One of the many reasons for this reaction is easily the poor knowledge of heath in some areas. According to the National Human Development Report (NHDR) 2014, the National Youth Survey (2013) results show that knowledge of the availability of sexual and reproductive health services was 55%. This means that a majority of the population is gravely unaware of safe sexual health, diseases, etc. The NHDR also goes onto state that social-cultural norms hold particular influence over sexual and reproductive health and mental health issues. Because a lot of young people rely on their parents, spouses and friends for advice, a lot of health-related information is misleading. Such ignorance reflects the actions that took place in Kuliapitiya and proves the misguided behavior of the villagers in that area.

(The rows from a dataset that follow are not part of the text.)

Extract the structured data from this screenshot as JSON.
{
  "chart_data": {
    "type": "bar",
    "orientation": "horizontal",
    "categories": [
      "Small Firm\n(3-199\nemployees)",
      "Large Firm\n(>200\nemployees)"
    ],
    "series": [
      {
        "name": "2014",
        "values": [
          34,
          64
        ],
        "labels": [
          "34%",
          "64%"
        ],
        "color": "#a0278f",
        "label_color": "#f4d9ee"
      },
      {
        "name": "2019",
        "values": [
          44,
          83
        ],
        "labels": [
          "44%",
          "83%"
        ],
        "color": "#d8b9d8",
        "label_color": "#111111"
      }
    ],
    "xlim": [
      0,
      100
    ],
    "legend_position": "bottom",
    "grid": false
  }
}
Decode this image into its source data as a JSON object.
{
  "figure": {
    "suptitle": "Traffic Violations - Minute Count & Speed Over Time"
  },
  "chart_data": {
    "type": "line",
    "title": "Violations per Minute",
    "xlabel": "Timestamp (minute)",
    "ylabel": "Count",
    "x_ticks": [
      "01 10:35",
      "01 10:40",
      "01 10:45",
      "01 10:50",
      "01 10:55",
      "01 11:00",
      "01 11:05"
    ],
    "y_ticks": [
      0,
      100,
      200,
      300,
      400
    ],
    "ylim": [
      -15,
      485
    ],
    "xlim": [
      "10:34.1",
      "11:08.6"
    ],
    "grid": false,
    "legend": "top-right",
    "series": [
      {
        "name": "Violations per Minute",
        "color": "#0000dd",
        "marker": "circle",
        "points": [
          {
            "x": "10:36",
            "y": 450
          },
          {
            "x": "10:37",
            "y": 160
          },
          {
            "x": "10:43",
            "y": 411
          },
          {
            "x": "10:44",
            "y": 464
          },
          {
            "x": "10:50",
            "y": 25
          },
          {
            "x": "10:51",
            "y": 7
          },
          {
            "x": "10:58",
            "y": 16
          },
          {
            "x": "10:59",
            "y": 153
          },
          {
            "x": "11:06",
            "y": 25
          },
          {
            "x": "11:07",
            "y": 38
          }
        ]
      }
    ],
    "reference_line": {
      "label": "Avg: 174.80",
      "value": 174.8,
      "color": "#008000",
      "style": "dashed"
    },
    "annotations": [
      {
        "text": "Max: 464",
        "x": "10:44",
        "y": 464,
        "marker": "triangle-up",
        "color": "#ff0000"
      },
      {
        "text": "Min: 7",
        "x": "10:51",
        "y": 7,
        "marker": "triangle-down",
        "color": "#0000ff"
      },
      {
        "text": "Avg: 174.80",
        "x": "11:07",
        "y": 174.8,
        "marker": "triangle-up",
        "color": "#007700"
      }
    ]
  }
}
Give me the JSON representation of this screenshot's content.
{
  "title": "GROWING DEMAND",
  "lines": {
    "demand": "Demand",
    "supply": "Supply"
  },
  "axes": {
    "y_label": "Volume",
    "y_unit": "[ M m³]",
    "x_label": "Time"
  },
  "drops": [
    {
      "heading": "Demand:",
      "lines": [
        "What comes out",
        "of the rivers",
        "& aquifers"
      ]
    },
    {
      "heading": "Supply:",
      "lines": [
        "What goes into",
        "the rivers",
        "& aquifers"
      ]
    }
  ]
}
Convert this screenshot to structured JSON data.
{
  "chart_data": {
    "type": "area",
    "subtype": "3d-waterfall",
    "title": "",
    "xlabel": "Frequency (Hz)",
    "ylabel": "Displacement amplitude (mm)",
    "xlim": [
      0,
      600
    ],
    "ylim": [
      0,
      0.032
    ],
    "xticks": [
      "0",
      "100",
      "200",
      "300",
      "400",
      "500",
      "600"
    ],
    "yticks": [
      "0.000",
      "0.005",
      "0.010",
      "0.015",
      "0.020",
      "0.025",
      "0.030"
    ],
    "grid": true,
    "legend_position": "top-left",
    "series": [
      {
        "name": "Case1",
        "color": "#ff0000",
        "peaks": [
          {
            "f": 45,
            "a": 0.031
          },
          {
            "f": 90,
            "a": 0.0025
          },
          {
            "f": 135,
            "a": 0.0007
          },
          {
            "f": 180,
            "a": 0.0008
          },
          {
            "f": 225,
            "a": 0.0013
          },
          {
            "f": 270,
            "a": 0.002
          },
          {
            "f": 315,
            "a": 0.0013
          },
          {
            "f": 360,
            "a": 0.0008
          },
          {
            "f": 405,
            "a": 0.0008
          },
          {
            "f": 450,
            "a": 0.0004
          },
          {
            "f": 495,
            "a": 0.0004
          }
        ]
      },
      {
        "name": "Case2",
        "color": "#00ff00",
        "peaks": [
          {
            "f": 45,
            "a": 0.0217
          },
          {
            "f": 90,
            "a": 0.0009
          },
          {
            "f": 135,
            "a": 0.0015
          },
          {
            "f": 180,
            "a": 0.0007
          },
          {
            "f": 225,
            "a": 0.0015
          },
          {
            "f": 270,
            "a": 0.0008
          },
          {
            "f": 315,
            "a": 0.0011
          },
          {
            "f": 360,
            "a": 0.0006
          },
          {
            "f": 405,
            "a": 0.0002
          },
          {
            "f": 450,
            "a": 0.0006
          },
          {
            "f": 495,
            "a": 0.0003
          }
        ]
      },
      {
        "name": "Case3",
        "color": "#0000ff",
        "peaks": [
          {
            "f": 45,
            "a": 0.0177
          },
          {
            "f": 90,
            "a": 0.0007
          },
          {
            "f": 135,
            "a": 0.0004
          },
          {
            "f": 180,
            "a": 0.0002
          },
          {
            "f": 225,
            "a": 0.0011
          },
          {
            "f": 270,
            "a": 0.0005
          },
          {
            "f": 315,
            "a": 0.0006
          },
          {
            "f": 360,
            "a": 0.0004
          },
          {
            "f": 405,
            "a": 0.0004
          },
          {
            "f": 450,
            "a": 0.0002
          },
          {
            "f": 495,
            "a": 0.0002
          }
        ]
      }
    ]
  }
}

Stigma surrounding AIDS is not unique to this part of the world alone. A study by UNAIDS (2015) “On the Fast-Track to end AIDS by 2030: Focus on location and population” suggests that “In 35% of countries with available data, over 50% of men and women report having discriminatory attitudes towards people living with HIV.” However, this instance sadly shows to what extent such stigma could harm an individual’s life and drive an entire community towards heartless and thoughtless behaviour. This single incident calls forth our attention towards several attitudinal changes that we, as a country need to undergo. Reaction to similar incidents could vary from part to part in the country. But as one people under the sovereignty of mother Sri Lanka, we hold responsibility towards each other and of each other; towards educating, creating awareness, stopping discrimination and to heal our motherland of the numerous prejudices and injustices. Let us not let ignorance stain our beautiful culture which is embedded on hospitality, kindness not only towards humans but towards all living beings and the compassion surpassing any forms of difference that even our national anthem sings of, be cherished and preserved.
The incident at Kuliyapitiya is a fine example of the many trials and tribulations our nation is likely to face due to the lack of proper information and ignorance which is wrongly blamed on our “culture” and “religion.” Culture and religion are an important part of our national identity, but as we move towards the future it is important that we act more rationally and speak with greater understanding about issues such as this. As the youth of this country, we must look towards making sure that someday our own thoughts and decisions aren’t molded by poorly informed ideals. Youth should pioneer a culture of rational thinking in Sri Lankan society.